Spanish fuel prices fall but can’t stop most expensive August ever

Although the cost of filling up in Spain has been falling in recent weeks, petrol and diesel prices in August make it the most expensive on record despite government discounts softening the blow.

Spanish fuel prices fall but can't stop most expensive August ever

Filling up a tank of petrol or diesel in Spain costs between €16 and €23 more than a year ago, making it the most expensive August on record – despite the government’s 20 cents per litre discount on fuel.

Filling an average 55 litre tank with either petrol or diesel now costs around €93, which is equivalent to €16 more than a year ago for petrol, and €23 more for diesel.

READ ALSO: REMINDER: How drivers in Spain can get 20 euro cents off every litre of fuel

Until this week, peak prices for the first week of August were back in 2013, when petrol cost €1.472 a litre and diesel €1.376, 16 percent and 19 percent less than current costs.

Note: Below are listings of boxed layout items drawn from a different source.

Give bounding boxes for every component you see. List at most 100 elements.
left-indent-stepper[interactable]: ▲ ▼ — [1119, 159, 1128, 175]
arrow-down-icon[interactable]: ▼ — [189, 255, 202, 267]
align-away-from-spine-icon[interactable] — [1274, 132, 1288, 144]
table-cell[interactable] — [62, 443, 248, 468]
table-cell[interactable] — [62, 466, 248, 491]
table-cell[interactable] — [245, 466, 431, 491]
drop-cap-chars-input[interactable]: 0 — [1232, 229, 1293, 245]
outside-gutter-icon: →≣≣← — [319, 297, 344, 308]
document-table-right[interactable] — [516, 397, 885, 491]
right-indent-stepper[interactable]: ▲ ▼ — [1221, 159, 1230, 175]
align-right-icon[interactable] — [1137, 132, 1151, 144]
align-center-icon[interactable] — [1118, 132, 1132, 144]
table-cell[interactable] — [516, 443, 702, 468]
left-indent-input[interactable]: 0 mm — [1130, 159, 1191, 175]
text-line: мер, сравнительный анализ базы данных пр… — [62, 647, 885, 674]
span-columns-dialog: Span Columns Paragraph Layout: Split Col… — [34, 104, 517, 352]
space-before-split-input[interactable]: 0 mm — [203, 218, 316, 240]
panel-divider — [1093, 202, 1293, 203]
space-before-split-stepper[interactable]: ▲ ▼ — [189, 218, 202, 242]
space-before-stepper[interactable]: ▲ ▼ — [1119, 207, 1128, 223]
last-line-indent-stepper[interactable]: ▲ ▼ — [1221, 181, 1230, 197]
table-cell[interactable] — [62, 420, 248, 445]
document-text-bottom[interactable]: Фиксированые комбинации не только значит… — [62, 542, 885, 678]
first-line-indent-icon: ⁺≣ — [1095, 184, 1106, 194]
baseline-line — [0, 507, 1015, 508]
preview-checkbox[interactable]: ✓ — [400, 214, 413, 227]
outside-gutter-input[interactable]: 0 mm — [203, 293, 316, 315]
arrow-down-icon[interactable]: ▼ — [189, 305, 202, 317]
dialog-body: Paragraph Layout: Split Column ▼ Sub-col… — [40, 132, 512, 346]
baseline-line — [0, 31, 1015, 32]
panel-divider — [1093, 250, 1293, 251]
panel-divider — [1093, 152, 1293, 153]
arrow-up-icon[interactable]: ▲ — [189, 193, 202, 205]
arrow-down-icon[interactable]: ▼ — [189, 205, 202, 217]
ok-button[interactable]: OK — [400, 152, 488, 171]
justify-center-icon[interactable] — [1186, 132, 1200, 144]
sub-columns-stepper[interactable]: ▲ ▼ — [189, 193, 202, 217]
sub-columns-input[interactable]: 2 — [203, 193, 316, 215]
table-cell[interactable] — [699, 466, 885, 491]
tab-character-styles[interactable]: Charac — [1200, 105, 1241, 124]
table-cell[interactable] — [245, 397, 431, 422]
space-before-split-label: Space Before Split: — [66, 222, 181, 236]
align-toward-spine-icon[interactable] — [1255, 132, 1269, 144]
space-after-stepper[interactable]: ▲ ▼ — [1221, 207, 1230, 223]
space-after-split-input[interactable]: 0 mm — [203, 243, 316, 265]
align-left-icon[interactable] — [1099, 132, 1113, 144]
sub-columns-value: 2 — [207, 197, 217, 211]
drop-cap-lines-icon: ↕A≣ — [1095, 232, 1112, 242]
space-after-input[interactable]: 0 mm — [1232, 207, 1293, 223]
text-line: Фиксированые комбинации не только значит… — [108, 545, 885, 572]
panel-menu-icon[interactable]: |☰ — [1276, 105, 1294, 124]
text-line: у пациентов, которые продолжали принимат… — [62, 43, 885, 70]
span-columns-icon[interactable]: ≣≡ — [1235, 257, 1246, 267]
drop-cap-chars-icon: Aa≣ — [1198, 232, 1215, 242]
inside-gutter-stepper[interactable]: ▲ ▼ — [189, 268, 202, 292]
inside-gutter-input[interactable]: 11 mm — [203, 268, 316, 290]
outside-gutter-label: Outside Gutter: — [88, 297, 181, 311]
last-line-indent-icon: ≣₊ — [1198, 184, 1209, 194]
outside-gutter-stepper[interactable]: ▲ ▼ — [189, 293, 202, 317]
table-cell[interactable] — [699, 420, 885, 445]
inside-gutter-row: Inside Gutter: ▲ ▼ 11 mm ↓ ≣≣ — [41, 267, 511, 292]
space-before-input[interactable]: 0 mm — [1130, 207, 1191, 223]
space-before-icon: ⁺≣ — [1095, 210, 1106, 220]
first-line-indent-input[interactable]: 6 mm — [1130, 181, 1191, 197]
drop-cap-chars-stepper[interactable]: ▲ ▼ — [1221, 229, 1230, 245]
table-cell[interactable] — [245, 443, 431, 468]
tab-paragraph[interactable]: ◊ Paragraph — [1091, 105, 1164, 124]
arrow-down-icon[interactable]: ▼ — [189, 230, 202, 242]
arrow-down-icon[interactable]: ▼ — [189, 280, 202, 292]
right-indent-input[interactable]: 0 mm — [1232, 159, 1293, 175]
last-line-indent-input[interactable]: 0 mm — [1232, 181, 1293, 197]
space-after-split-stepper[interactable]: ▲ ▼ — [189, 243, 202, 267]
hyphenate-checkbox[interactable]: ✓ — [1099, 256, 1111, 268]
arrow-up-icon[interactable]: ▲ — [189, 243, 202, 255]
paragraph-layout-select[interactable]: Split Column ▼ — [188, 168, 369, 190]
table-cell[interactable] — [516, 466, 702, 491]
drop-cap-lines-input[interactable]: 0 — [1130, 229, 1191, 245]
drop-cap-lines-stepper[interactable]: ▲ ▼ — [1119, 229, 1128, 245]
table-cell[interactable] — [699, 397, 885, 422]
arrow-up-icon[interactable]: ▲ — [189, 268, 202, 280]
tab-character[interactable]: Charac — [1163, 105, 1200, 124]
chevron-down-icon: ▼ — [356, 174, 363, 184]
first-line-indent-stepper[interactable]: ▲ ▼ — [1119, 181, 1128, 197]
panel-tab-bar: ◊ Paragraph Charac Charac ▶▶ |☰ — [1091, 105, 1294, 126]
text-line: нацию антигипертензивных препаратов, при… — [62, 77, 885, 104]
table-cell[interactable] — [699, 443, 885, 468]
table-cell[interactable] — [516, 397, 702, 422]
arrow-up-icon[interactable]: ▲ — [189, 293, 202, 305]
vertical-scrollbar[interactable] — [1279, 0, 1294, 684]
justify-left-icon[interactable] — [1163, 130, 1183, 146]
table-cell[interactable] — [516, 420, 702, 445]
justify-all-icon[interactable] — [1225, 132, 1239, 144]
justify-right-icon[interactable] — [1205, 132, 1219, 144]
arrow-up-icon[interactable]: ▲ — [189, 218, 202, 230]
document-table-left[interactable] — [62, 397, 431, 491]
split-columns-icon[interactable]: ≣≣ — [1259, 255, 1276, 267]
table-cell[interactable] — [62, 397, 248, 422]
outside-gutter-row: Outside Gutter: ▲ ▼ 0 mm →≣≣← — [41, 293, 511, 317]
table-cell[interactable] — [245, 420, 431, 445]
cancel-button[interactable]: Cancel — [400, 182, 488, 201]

Prices have also already exceed the average monthly costs in August 2021, by 17 percent and 25 percent respectively, when fuel reached €1.416 and €1.29.

Falling prices

Despite these record breaking prices, fuel prices in Spain have actually been falling in recent weeks, reaching their lowest values since May.

As of Thursday 4th August, petrol in Spain is sold on average at €1.702 per litre, and diesel €1.693, including the government discount. 

Without the discount, the price of petrol is €1.902 per litre and diesel €1,893 on average, according to figures from the European Union Oil Bulletin.

The government’s reduction on fuel costs, introduced as part of an ongoing raft of measures to help Spaniards amidst the cost of living crisis, means consumers save around €11 every time they fill up the tank.

The 20 cent reduction on the litre was introduced in March of this year, when fuel prices jumped and crossed the €2 per litre threshold.

READ ALSO: Where to get the cheapest fuel in Spain

Below European averages

Fortunately for Spaniards, the combination of falling prices and the government taking 20 cents off the litre mean that Spanish fuel prices are below the European average, where petrol costs €1.856 and diesel €1.878 across the member states.

The most expensive EU countries for petrol are Denmark (€2.218) and Finland (€2.19), while for diesel Sweden (€2.37) and Finland (€2.153) are the priciest places to fill up.

On the other hand, although Spanish prices are falling they are not the cheapest in Europe. The cheapest places for petrol prices are Hungary (€1.29) and Malta (€1.34), and also for diesel: Malta (€1.21) and Hungary (€1.558).

Of surrounding western European nations, Spaniards are paying the least for their fuel. In Germany, for example, petrol costs on average €1.814 a litre and diesel €1.943. In France, the costs are €1.844 and €1.878 respectively; in Italy €1.877 and €1.851; and across the border in Portugal, the prices are €1.889 and €1.83.